People have many different ways of processing information. I think if you throw a lot of numbers at people, it’s really hard to engage them. But if you can offer them vivid images, you can really get them more concerned, more engaged. So if you tell people that the mean winter temperatures in New England are increasing, that really doesn’t tell them very much. If you tell them that ski resorts that used to open by Thanksgiving now don’t even always open by Christmas—that really creates something vivid. Tell them that farmers who used to tap maple trees in Vermont have many more years each decade when the winter’s not cold enough to stimulate sap production, so the sap production is moving north into Canada—that’s also vivid. Talking about extreme weather events, linking extreme weather events both to climate change and to areas where people live, is very powerful and motivates people to action. It also motivates them immediately to take some kind of preparatory steps.

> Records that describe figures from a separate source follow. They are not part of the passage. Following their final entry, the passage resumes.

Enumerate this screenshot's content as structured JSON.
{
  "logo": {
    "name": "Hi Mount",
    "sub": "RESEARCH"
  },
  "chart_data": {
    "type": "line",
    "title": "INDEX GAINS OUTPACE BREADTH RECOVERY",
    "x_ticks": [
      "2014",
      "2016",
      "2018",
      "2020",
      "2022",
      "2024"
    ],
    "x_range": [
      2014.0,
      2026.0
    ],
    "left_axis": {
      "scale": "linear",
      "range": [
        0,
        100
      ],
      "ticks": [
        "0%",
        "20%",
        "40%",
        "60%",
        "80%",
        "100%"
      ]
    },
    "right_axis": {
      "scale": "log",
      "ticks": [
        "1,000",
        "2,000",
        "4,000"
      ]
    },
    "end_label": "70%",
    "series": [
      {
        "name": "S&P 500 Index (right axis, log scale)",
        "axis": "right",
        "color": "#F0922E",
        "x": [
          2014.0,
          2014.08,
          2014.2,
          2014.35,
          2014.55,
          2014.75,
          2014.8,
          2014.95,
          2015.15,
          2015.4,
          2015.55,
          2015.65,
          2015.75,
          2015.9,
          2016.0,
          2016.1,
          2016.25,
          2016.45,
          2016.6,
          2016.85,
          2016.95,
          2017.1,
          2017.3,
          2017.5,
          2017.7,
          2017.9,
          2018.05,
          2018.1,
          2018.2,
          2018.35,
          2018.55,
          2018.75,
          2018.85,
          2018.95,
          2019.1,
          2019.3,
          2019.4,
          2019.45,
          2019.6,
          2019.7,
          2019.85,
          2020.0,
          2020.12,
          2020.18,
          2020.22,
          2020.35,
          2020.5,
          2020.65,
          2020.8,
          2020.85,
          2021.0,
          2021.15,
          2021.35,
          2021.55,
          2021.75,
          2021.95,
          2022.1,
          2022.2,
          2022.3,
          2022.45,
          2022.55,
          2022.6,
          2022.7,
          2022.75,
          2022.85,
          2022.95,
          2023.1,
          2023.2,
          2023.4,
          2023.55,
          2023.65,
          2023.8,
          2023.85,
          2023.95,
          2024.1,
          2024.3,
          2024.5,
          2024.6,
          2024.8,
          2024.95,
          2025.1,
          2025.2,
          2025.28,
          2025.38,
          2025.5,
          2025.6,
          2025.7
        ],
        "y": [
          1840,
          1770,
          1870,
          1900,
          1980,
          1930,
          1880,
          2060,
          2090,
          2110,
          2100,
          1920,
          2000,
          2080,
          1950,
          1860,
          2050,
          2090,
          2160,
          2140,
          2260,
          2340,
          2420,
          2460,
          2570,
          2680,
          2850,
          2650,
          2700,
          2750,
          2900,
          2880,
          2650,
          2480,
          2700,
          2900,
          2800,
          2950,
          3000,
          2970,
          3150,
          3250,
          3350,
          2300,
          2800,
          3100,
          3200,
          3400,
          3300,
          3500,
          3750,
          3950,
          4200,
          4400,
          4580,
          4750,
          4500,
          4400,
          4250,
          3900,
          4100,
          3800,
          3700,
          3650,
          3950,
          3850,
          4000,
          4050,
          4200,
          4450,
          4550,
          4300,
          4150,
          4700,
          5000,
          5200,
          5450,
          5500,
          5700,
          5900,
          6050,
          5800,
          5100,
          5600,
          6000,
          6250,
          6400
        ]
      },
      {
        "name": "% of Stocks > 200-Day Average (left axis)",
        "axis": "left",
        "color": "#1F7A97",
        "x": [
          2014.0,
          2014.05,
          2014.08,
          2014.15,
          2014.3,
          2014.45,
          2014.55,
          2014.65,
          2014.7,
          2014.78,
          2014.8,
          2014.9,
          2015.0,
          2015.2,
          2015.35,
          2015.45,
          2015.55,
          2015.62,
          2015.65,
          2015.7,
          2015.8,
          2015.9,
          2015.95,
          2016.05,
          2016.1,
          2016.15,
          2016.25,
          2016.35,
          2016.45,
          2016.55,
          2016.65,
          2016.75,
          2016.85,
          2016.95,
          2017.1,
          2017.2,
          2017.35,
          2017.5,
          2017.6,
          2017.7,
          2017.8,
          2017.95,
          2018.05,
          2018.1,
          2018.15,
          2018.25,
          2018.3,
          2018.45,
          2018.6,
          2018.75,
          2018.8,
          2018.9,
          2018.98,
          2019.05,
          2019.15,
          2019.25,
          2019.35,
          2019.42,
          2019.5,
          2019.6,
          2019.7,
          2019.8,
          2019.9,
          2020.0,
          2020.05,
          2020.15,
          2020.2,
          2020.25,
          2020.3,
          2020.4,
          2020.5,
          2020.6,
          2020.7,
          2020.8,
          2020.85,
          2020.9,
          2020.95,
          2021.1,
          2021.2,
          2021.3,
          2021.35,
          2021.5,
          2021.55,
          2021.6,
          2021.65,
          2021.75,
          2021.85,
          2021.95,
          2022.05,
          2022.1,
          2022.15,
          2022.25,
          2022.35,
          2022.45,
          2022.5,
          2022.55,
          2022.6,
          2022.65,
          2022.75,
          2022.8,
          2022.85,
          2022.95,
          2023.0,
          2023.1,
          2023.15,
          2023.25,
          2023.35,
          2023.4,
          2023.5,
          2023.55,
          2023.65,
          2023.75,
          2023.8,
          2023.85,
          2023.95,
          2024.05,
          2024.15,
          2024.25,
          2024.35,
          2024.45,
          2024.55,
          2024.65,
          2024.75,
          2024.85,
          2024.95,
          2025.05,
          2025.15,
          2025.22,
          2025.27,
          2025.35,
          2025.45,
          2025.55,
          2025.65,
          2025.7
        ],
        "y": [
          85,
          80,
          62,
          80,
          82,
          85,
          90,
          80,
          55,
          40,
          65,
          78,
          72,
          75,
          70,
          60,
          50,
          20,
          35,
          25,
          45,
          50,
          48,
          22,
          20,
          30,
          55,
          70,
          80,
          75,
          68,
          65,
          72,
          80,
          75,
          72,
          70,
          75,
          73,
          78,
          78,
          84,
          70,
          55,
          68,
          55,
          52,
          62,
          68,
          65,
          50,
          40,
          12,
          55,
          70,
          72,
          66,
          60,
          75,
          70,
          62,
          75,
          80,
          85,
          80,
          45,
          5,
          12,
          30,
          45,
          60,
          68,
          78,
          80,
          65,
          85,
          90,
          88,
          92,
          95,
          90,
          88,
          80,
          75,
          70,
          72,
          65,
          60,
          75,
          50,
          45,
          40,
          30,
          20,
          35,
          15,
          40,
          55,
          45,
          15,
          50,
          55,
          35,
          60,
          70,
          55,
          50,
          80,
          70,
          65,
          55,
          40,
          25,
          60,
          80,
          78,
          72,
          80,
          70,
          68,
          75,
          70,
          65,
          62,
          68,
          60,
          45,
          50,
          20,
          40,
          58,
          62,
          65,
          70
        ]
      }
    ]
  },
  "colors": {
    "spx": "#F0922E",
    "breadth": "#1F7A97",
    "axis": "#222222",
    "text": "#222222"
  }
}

For example, if there’s a greater risk of flood in your area, you might want to buy flood insurance, think about what you store in your basement, or you might even think twice about where you choose to live. Those are all steps that people can take, and they get people engaged in thinking of climate change as a serious issue. Then when broader policy issues come forward, like questions of energy conservation, let’s say, they might add climate change to the mix of issues they consider when they think about energy. And there are certainly many energy policy issues right in front of us now: Do we support wind energy? Do we support solar energy? Do we support fracking to produce natural gas? These are all concrete decisions that people are called upon to make.

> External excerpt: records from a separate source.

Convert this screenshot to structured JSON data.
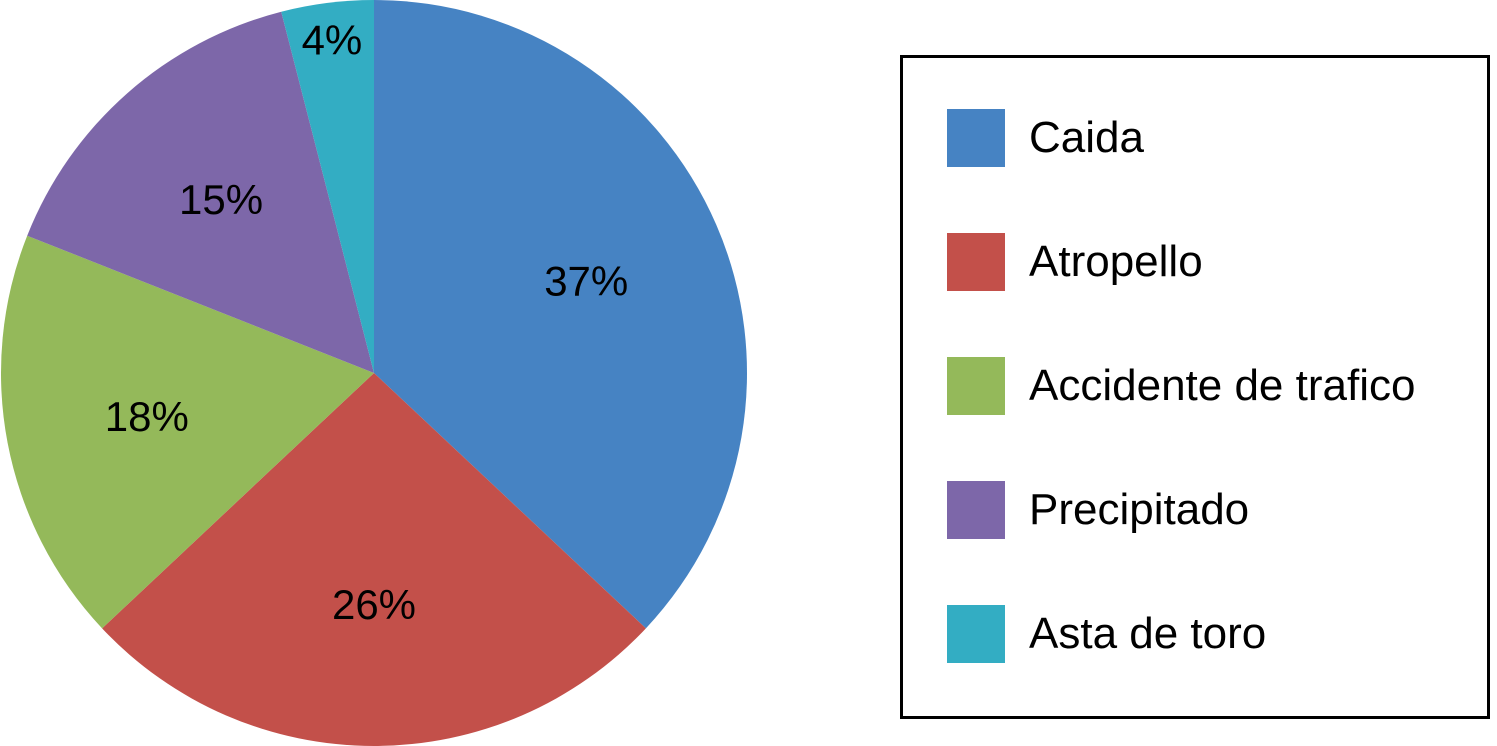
{
  "chart_data": {
    "type": "pie",
    "title": "",
    "slices": [
      {
        "label": "Caida",
        "value": 37,
        "display": "37%",
        "color": "#4683C3"
      },
      {
        "label": "Atropello",
        "value": 26,
        "display": "26%",
        "color": "#C3504A"
      },
      {
        "label": "Accidente de trafico",
        "value": 18,
        "display": "18%",
        "color": "#94B95A"
      },
      {
        "label": "Precipitado",
        "value": 15,
        "display": "15%",
        "color": "#7D67A9"
      },
      {
        "label": "Asta de toro",
        "value": 4,
        "display": "4%",
        "color": "#33ADC3"
      }
    ],
    "start_angle": "12 o'clock",
    "direction": "clockwise",
    "legend_position": "right"
  }
}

As people become more concerned about global warming, what do you feel is the most effective use of that concern?
I think it’s important for people to get engaged locally. A lot of response to climate change can take place at the city level, or the county and state level. Cities are often conscious of their vulnerabilities, and there are many steps the city can take, partly to manage this vulnerability to flooding and to heat waves. And then there are ways that people can support policies that are more climate-friendly. Sometimes taking one type of action can lead to another type of action. If people discover that it’s really quite simple—that there are many simple energy conservation steps that they can take, for example—that will lead them to take other forms of action and perhaps to take climate change issues more seriously when they’re choosing which candidates to vote for or which issues to write letters about. It might also lead them to take other kinds of steps wherever they happen to live. I live here in Manhattan, and my building is considering changing from a very polluting kind of heating oil to a lighter heating oil and to gas heating, and we can do that more effectively if we partner with other buildings on our block. That’s a simple step of coordinating at a very local scale.

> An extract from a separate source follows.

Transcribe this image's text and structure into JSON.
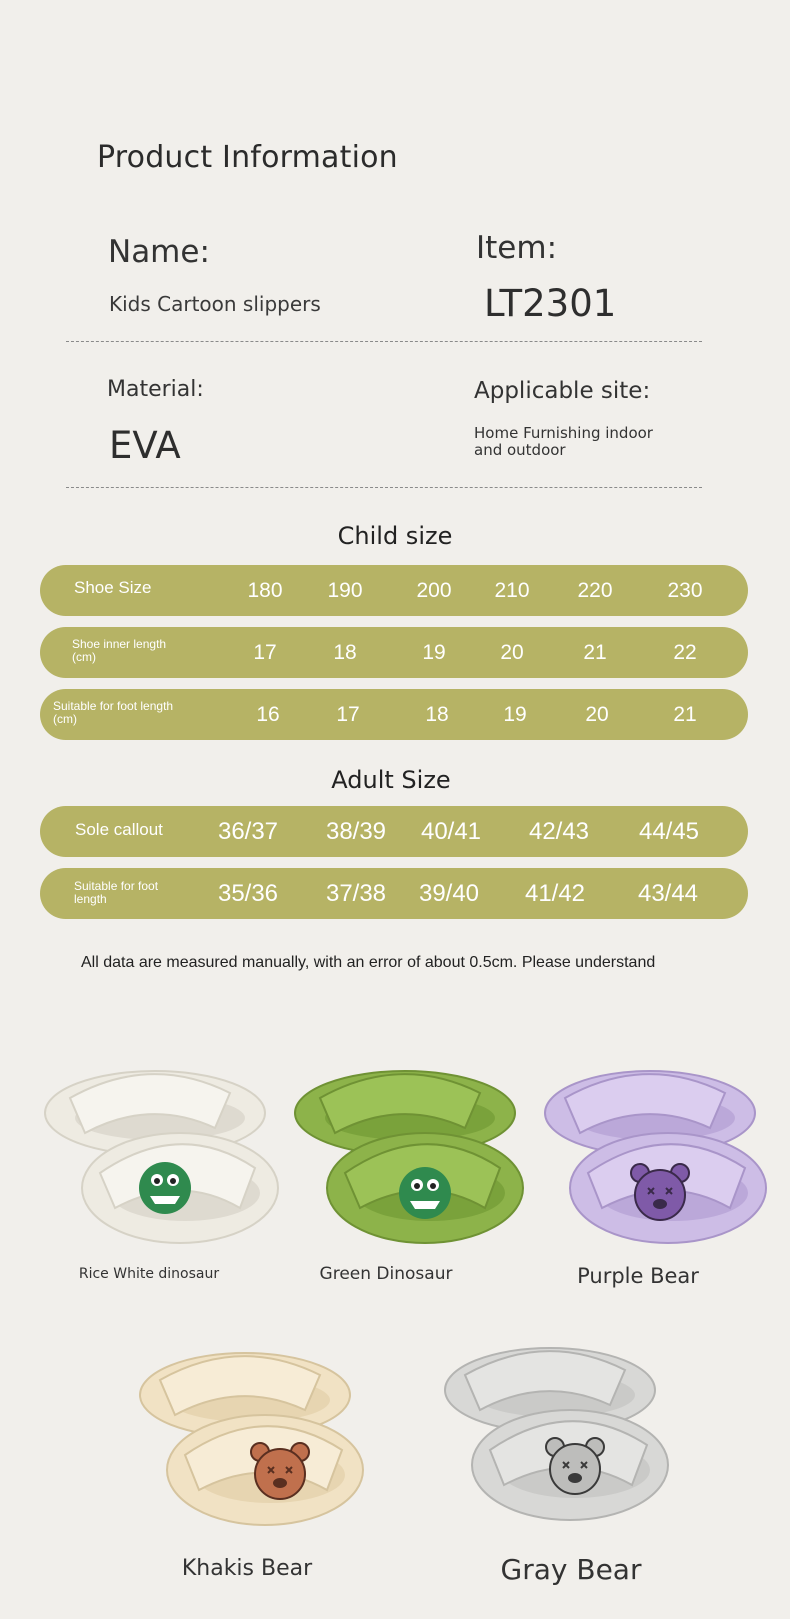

Do you think it’s a good sign that people are starting to connect extreme weather with climate change?
I think it’s great news. The climate scientists and many people in the public agree that there’s a connection between climate change and increasing extreme weather events. The scientists define it and measure it in a more precise and rigorous way, so they would not agree with the public on every particular event, and on every particular association of a particular hazard in a particular area with climate change, but there’s a high degree of overlap in their perceptions. And I think that the changing perception of extreme weather events is a very encouraging sign that the American public is beginning to see that climate change is not just a question for the high Arctic and remote islands of the Pacific. It’s something that’s right here at home, right now. When there’s more flooding and more drought and more heat waves and more storms, that’s the connection that really grabs people’s attention. More importantly, it encourages many to start taking action.